Tapi Nusantara tidak hanya mewakili penghindaran penanganan masalah Jakarta. Proyek ini juga tampak akan lebih memisahkan kursi pemerintahan Indonesia dari masyarakat sipil intinya, menjauhkan para pengambil keputusan dari protes. Jakarta selama ini menjadi panggung untuk beberapa momen politik Indonesia yang paling penting: protes mahasiswa membawa kejatuhan pemimpin otoriter Suharto pada 1998; pada 2016 dan 2017, di tengah meningkatnya konservatisme agama, unjuk rasa Islamis melawan Gubernur Jakarta saat itu Basuki Tjahaja Purnama menyebabkannya dihukum penjara selama dua tahun karena tuduhan penodaan agama; dan pada 2020, protes melawan undang-undang omnibus tentang penciptaan lapangan kerja yang banyak buruh khawatir akan membatasi hak-hak mereka menyebabkan Mahkamah Konstitusi memerintahkan pemerintah untuk mengubah bagian-bagian undang-undang tersebut.
Proyek serupa di bagian lain dunia memberikan gambaran tentang bagaimana ibu kota administratif baru, dibangun dengan dalih untuk mengurangi beban penduduk di kota-kota yang padat, dapat berdampak buruk bagi partisipasi masyarakat dan protes. Kritikus mengklaim bahwa Naypyidaw, ibu kota Myanmar yang terkenal sangat sepi yang diresmikan pada 2005 oleh rezim militer negara itu, bertujuan untuk melindungi para pemimpin militer negara dari kerusuhan. Demikian pula, para pengamat mengatakan bahwa di Mesir, Ibu Kota Administratif Baru, yang dipimpin oleh Presiden Abdel Fattah El-Sisi dan telah dibangun sejak 2015, dirancang untuk memberikan manfaat bagi militer dan pemerintah yang berpihak pada militer, sebagian untuk mengurangi signifikansi lokasi protes tradisional di Kairo.

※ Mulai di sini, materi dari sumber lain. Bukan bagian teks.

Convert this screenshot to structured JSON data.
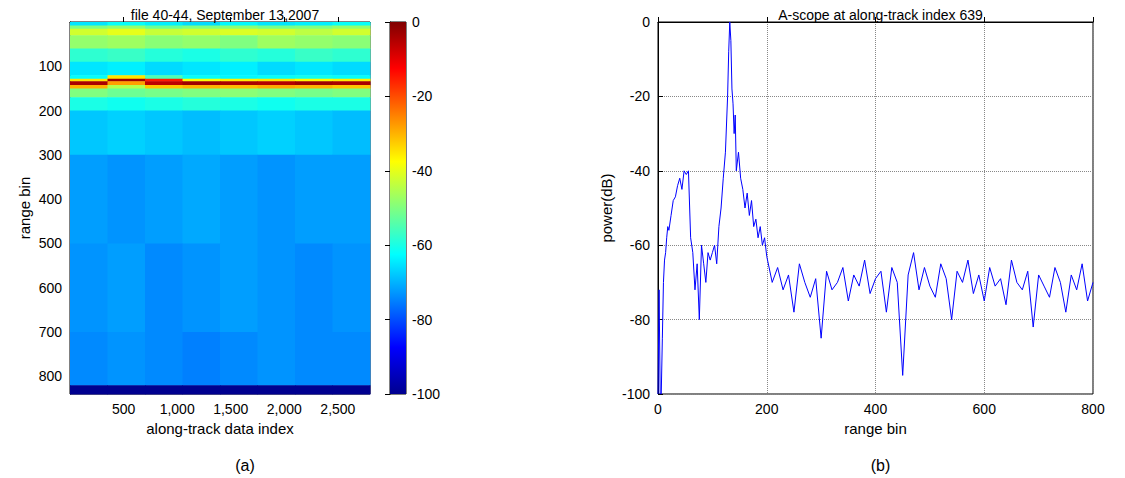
{
  "chart_data": [
    {
      "type": "heatmap",
      "title": "file 40-44, September 13,2007",
      "xlabel": "along-track data index",
      "ylabel": "range bin",
      "panel_label": "(a)",
      "xlim": [
        0,
        2800
      ],
      "xticks": [
        500,
        1000,
        1500,
        2000,
        2500
      ],
      "ylim": [
        0,
        840
      ],
      "yticks": [
        100,
        200,
        300,
        400,
        500,
        600,
        700,
        800
      ],
      "grid": false,
      "x_edges": [
        0,
        350,
        700,
        1050,
        1400,
        1750,
        2100,
        2450,
        2800
      ],
      "y_edges": [
        0,
        8,
        15,
        30,
        60,
        90,
        120,
        128,
        134,
        142,
        150,
        170,
        200,
        300,
        500,
        700,
        820,
        840
      ],
      "values": [
        [
          -65,
          -62,
          -64,
          -66,
          -63,
          -65,
          -64,
          -62
        ],
        [
          -50,
          -48,
          -52,
          -50,
          -49,
          -51,
          -50,
          -48
        ],
        [
          -42,
          -40,
          -43,
          -42,
          -41,
          -42,
          -44,
          -42
        ],
        [
          -48,
          -47,
          -49,
          -48,
          -50,
          -47,
          -48,
          -49
        ],
        [
          -58,
          -57,
          -59,
          -60,
          -58,
          -59,
          -57,
          -58
        ],
        [
          -65,
          -64,
          -66,
          -65,
          -64,
          -66,
          -65,
          -66
        ],
        [
          -62,
          -35,
          -55,
          -62,
          -63,
          -62,
          -61,
          -62
        ],
        [
          -35,
          -3,
          -15,
          -38,
          -36,
          -35,
          -37,
          -36
        ],
        [
          -4,
          -28,
          -6,
          -3,
          -4,
          -5,
          -3,
          -4
        ],
        [
          -30,
          -45,
          -32,
          -30,
          -31,
          -29,
          -30,
          -32
        ],
        [
          -50,
          -52,
          -51,
          -50,
          -49,
          -50,
          -51,
          -50
        ],
        [
          -60,
          -61,
          -60,
          -59,
          -60,
          -61,
          -60,
          -60
        ],
        [
          -68,
          -67,
          -68,
          -69,
          -68,
          -67,
          -68,
          -69
        ],
        [
          -72,
          -73,
          -72,
          -71,
          -72,
          -73,
          -72,
          -72
        ],
        [
          -73,
          -72,
          -74,
          -73,
          -72,
          -73,
          -74,
          -73
        ],
        [
          -74,
          -73,
          -74,
          -75,
          -74,
          -73,
          -74,
          -74
        ],
        [
          -100,
          -100,
          -100,
          -100,
          -100,
          -100,
          -100,
          -100
        ]
      ],
      "colorbar": {
        "lim": [
          -100,
          0
        ],
        "ticks": [
          -100,
          -80,
          -60,
          -40,
          -20,
          0
        ]
      }
    },
    {
      "type": "line",
      "title": "A-scope at along-track index 639",
      "xlabel": "range bin",
      "ylabel": "power(dB)",
      "panel_label": "(b)",
      "color": "#0000ff",
      "xlim": [
        0,
        800
      ],
      "xticks": [
        0,
        200,
        400,
        600,
        800
      ],
      "ylim": [
        -100,
        0
      ],
      "yticks": [
        -100,
        -80,
        -60,
        -40,
        -20,
        0
      ],
      "grid": true,
      "x": [
        0,
        2,
        4,
        6,
        8,
        10,
        12,
        14,
        16,
        18,
        20,
        24,
        28,
        32,
        36,
        40,
        44,
        48,
        52,
        56,
        60,
        64,
        68,
        72,
        76,
        80,
        84,
        88,
        92,
        96,
        100,
        104,
        108,
        112,
        116,
        120,
        124,
        128,
        130,
        132,
        134,
        136,
        138,
        140,
        142,
        144,
        148,
        152,
        156,
        160,
        164,
        168,
        172,
        176,
        180,
        184,
        188,
        192,
        196,
        200,
        210,
        220,
        230,
        240,
        250,
        260,
        270,
        280,
        290,
        300,
        310,
        320,
        330,
        340,
        350,
        360,
        370,
        380,
        390,
        400,
        410,
        420,
        430,
        440,
        450,
        460,
        470,
        480,
        490,
        500,
        510,
        520,
        530,
        540,
        550,
        560,
        570,
        580,
        590,
        600,
        610,
        620,
        630,
        640,
        650,
        660,
        670,
        680,
        690,
        700,
        710,
        720,
        730,
        740,
        750,
        760,
        770,
        780,
        790,
        800
      ],
      "values": [
        -100,
        -72,
        -100,
        -100,
        -85,
        -70,
        -64,
        -62,
        -58,
        -55,
        -56,
        -52,
        -48,
        -47,
        -44,
        -42,
        -45,
        -40,
        -41,
        -40,
        -58,
        -62,
        -72,
        -65,
        -80,
        -60,
        -65,
        -70,
        -62,
        -64,
        -62,
        -60,
        -65,
        -55,
        -50,
        -42,
        -35,
        -20,
        -8,
        0,
        -5,
        -18,
        -22,
        -30,
        -25,
        -40,
        -35,
        -42,
        -45,
        -50,
        -46,
        -52,
        -48,
        -55,
        -53,
        -58,
        -55,
        -60,
        -58,
        -63,
        -70,
        -66,
        -72,
        -68,
        -78,
        -65,
        -70,
        -74,
        -69,
        -85,
        -67,
        -72,
        -70,
        -66,
        -75,
        -68,
        -71,
        -64,
        -73,
        -69,
        -67,
        -78,
        -66,
        -70,
        -95,
        -68,
        -62,
        -72,
        -66,
        -71,
        -74,
        -65,
        -69,
        -80,
        -67,
        -70,
        -64,
        -73,
        -68,
        -75,
        -66,
        -71,
        -69,
        -76,
        -64,
        -70,
        -72,
        -67,
        -82,
        -68,
        -71,
        -74,
        -66,
        -70,
        -78,
        -68,
        -72,
        -65,
        -75,
        -70
      ]
    }
  ]
}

“Ibu kota negara baru ini dibangun sebagai proyek pribadi administrasi tertentu, tetapi juga melibatkan proses memisahkan pemerintah dari masyarakat sipil yang lebih luas,” kata Wilson. “Saya pikir sangat sulit untuk tidak melihat Nusantara dalam konteks itu, ketika kita melihat analisis lebih luas dari dasawarsa terakhir administrasi Jokowi, yang telah melihat penurunan demokrasi yang nyata.”
Untuk Nusantara—dimana 16.000 pegawai negeri sipil Indonesia, anggota militer, dan petugas kepolisian dijadwalkan pindah tahun depan dan ada rencana untuk populasi akhir hingga 4 juta jiwa—masih ada banyak pertanyaan tentang bagaimana kota baru ini akan mengakomodasi partisipasi politik dan protes sipil di masa depan.